O TEMPO DOS ORIXÁS

Poética da subjetividade

Os filmes do programa Mulheres Negras 1: Mergulho Ancestral já mostraram que têm em comum, para além do óbvio, o quanto as diretoras colocam de si mesmas no seu trabalho. A produção baiana “O Tempo dos Orixás” marca fortemente essa característica de subjetividade de autor, se assemelhando em seu propósito artístico-político a “Mumbi 7 Cenas Pós Burkina”. A diferença é estética: enquanto “Mumbi” se vale de experimentalismos, “O Tempo dos Orixás” explora um lado religioso e místico, mais “categorizável” como ficção proriamente dita, mas que nem por isso deixa de ter aquele tom pessoal em que enxergamos a autora projetando sua própria infância na tela.

A forma como a criança Lili ocupa quase sempre o centro da tela/câmera diz que devemos nos aproximar dela pra entender sua atmosfera.
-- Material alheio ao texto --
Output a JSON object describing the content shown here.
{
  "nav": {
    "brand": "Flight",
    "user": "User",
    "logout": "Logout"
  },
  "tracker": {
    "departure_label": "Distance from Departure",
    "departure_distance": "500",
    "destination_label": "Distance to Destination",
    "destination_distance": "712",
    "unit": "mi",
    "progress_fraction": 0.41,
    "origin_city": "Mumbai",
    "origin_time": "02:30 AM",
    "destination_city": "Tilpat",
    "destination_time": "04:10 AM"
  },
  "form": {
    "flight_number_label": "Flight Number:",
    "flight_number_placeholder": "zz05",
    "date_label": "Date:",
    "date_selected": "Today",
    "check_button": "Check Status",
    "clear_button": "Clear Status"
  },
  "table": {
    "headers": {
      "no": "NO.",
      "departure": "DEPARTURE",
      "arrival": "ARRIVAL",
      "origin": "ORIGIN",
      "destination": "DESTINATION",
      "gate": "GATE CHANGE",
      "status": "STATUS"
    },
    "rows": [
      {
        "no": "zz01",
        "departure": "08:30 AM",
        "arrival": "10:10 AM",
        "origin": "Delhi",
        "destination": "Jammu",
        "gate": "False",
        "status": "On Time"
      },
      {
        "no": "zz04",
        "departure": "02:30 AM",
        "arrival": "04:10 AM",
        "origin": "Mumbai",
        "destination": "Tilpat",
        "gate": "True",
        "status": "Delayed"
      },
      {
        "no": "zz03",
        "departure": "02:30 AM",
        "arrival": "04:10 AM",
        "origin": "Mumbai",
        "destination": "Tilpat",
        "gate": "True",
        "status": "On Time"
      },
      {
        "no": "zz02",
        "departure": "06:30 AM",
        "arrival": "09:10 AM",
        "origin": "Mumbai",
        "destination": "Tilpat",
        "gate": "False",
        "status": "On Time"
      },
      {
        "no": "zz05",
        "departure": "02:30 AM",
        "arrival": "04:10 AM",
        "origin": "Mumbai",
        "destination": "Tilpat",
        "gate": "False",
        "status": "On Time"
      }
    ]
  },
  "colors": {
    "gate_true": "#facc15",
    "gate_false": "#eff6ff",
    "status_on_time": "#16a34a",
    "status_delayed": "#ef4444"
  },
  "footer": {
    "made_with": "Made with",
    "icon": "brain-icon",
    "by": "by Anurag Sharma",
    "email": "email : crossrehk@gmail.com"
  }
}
Essa escolha funciona porque, mesmo que a atriz mirim pareça às vezes estar pouco à vontade, a ambientação sonora e a construção fotográfica do filme funcionam tão bem que a engrenagem de fato consegue criar essa atmosfera peculiar, no qual a realidade pessoal está circunscrita por religiosidade e fenômenos místicos.

Os atores secundários que encarnam parentes ou mesmo os próprios orixás valorizam nossa protagonista porque são feitos pra construir essa ambientação em torno dela e do que ela vive. Legítimos canais auxiliares de expressão individual. O tempo é dos orixás porque é o tempo de Lili em meio à sua inocência se criando, se orientando, se desenvolvendo em meio às participações recorrentes das entidades.

Os créditos à mãe, no fim do curta, fazem intuir Lili como a diretora do filme da sua vida, misturando novamente realidade ficcional/realidade material e ocupando, na sucessão de imagens, o espaço visual que o rosto da menina tomou na tela durante a maior parte do tempo. Aqui parece haver um espaço infindável para metaliguagens. A dita barreira entre ficção e realidade não precisa existir; em psicologia e em arte, é melhor e mais útil quando não existe.

A produção técnica faz o espectador visitar a religiosidade de perto; a fotografia e os recursos de áudio mapeiam bem um espaço de atuação e ainda um espaço off. Conseguimos enxergar as rodas de umbanda mesmo quando vemos planos médios mostrando apenas um terço dessas rodas, porque temos a competente estereofonia desenhando o resto. É assim a técnica do filme, sempre optando por mostrar de perto, colocar junto, montar um percurso de ficção subjetiva claramente autoral, perpassada por uma religiosidade popular. Uma obra poética que requer e explora grande sensibilidade.